3
Mar

The Dean of IE School of Arts and Humanities, Arantza de Areilza, recently participated in the Founding Conference for ECHIC” hosted by the Trinity College in Dublin.

A university-based initiative, ECHIC is developed to organize the European Research Institutes and Centers for the Humanities.  The new consortium aims to shape the debate about the importance of humanities in Europe’s global and technology-driven environment and offer solutions for renewal of the field.

“It was an honor to take part in the ECHIC founding conference and paramount discussion of the humanities’ social and political relevance in Europe today,” said Arantza de Areilza. “The humanities are at the heart of IE’s offerings, from the undergraduate to postgraduate programs, and this new consortium resonates with the School of Arts and Humanities aim to apply IE’s core values of innovation and entrepreneurship to the rich field of arts and humanities.”

The newly founded consortium aims to:

  • represent members in dialogues with ESF, EU, and other funding and policy-making bodies and canvass the need for humanities research and develop a language for humanities institutes in European universities;
  • organize an annual humanities conference at a member institution that involves main partners, including funding and policy-making bodies; and
  • establish a network to lobby for the humanities in Europe, prepare collaborative projects and activities, and create a networking system with other related international networks.

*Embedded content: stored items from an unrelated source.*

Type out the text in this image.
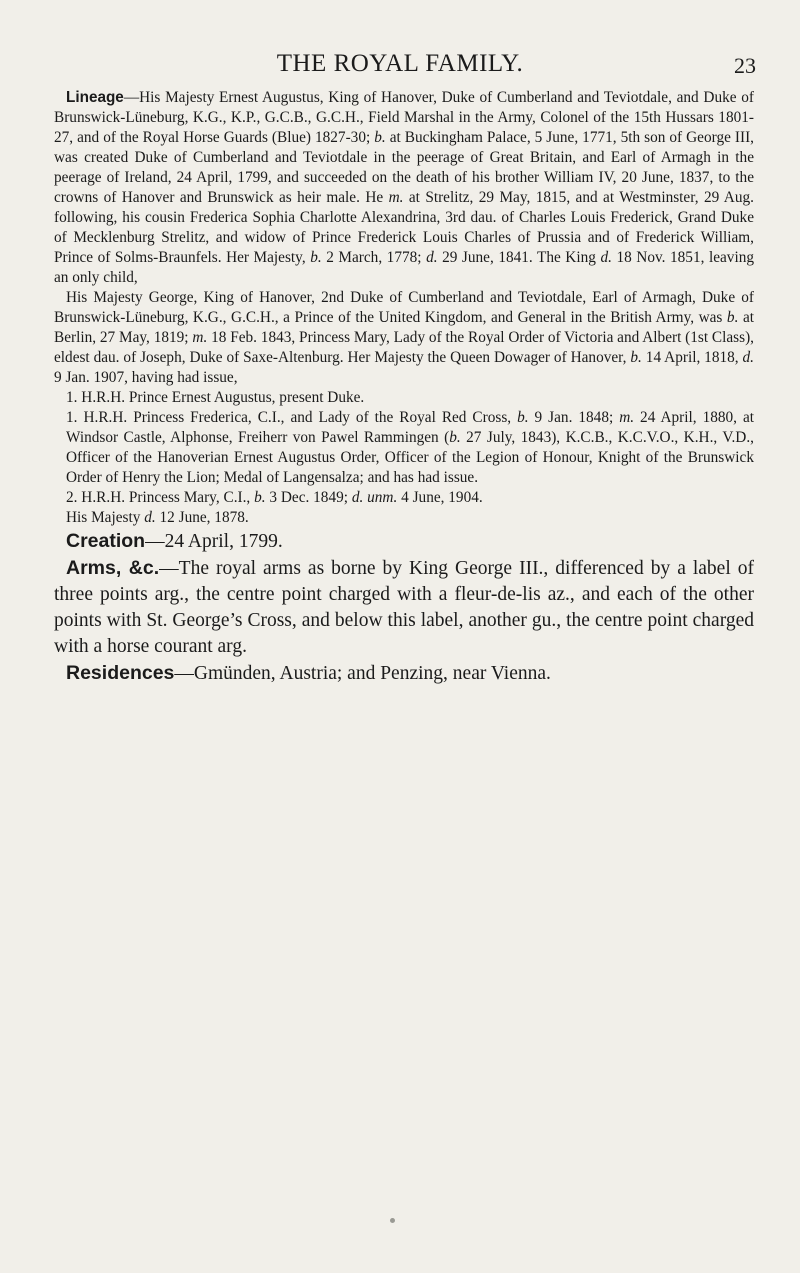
THE ROYAL FAMILY.	23

Lineage—His Majesty Ernest Augustus, King of Hanover, Duke of Cumberland and Teviotdale, and Duke of Brunswick-Lüneburg, K.G., K.P., G.C.B., G.C.H., Field Marshal in the Army, Colonel of the 15th Hussars 1801-27, and of the Royal Horse Guards (Blue) 1827-30; b. at Buckingham Palace, 5 June, 1771, 5th son of George III, was created Duke of Cumberland and Teviotdale in the peerage of Great Britain, and Earl of Armagh in the peerage of Ireland, 24 April, 1799, and succeeded on the death of his brother William IV, 20 June, 1837, to the crowns of Hanover and Brunswick as heir male. He m. at Strelitz, 29 May, 1815, and at Westminster, 29 Aug. following, his cousin Frederica Sophia Charlotte Alexandrina, 3rd dau. of Charles Louis Frederick, Grand Duke of Mecklenburg Strelitz, and widow of Prince Frederick Louis Charles of Prussia and of Frederick William, Prince of Solms-Braunfels. Her Majesty, b. 2 March, 1778; d. 29 June, 1841. The King d. 18 Nov. 1851, leaving an only child,

His Majesty George, King of Hanover, 2nd Duke of Cumberland and Teviotdale, Earl of Armagh, Duke of Brunswick-Lüneburg, K.G., G.C.H., a Prince of the United Kingdom, and General in the British Army, was b. at Berlin, 27 May, 1819; m. 18 Feb. 1843, Princess Mary, Lady of the Royal Order of Victoria and Albert (1st Class), eldest dau. of Joseph, Duke of Saxe-Altenburg. Her Majesty the Queen Dowager of Hanover, b. 14 April, 1818, d. 9 Jan. 1907, having had issue,

1. H.R.H. Prince Ernest Augustus, present Duke.

1. H.R.H. Princess Frederica, C.I., and Lady of the Royal Red Cross, b. 9 Jan. 1848; m. 24 April, 1880, at Windsor Castle, Alphonse, Freiherr von Pawel Rammingen (b. 27 July, 1843), K.C.B., K.C.V.O., K.H., V.D., Officer of the Hanoverian Ernest Augustus Order, Officer of the Legion of Honour, Knight of the Brunswick Order of Henry the Lion; Medal of Langensalza; and has had issue.

2. H.R.H. Princess Mary, C.I., b. 3 Dec. 1849; d. unm. 4 June, 1904.

His Majesty d. 12 June, 1878.

Creation—24 April, 1799.

Arms, &c.—The royal arms as borne by King George III., differenced by a label of three points arg., the centre point charged with a fleur-de-lis az., and each of the other points with St. George’s Cross, and below this label, another gu., the centre point charged with a horse courant arg.

Residences—Gmünden, Austria; and Penzing, near Vienna.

In addition to IE School of Arts and Humanities, members of ECHIC are: Centre for the Humanities at Utrecht University; Freiburg Institute for Advanced Studies (Albert-Ludwigs-Universität); Helsinki Collegium for Advanced Studies; Istituto Italiano di Scienze Umane (Fondazione SUM) in Firenze; Trinity Long Room Hub (Trinity College Dublin); Université Paris-Diderot (Paris 7); Birkbeck Institute for the Humanities in London, Centre for Advanced Studies of The University of Nottingham in UK; Centre for Law and the Humanities of Birkbeck College London; the University of Cambridge’s Centre for Research in the Arts, Social Sciences, and Humanities; Ljubljana Institute for the Humanities, School of Advanced Studies of University of London; School of English at Aristotle University of Thessaloniki in Greece; Scuola Superiore di Studi  Umanistici in Bologna; The Institute for Advanced Studies in the Humanities at The University of Edinburgh; and University College London.

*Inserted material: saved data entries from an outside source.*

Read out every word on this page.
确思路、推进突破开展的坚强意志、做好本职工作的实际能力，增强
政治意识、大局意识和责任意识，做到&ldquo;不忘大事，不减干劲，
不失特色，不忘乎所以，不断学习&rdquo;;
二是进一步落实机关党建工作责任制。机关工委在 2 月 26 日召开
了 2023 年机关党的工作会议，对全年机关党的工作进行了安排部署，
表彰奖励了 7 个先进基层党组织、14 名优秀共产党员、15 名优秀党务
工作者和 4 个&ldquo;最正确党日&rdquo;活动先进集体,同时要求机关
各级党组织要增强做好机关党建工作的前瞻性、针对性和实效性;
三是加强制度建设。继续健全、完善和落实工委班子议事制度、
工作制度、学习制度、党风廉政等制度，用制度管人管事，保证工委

About IE School of Arts and Humanities

IE School of Arts and Humanities offers humanities courses to all the undergraduate and graduate programs at IE in English and Spanish taught by national and international faculty members from the world’s leading schools.  The programs include a substantial online component and focus on the international, practical, humanistic angles of highly current issues.  Students investigate the humanities as the application of culture to an improved understanding of the world, and thus learn to analyze both broadly and in-depth, to think critically and to identify the essential from the trivial, to carry out empirical reasoning, to express themselves, and to connect ideas in a creative manner.  All programs share the common purpose of encouraging imagination and developing humanistic values, aesthetic perception, and critical reasoning.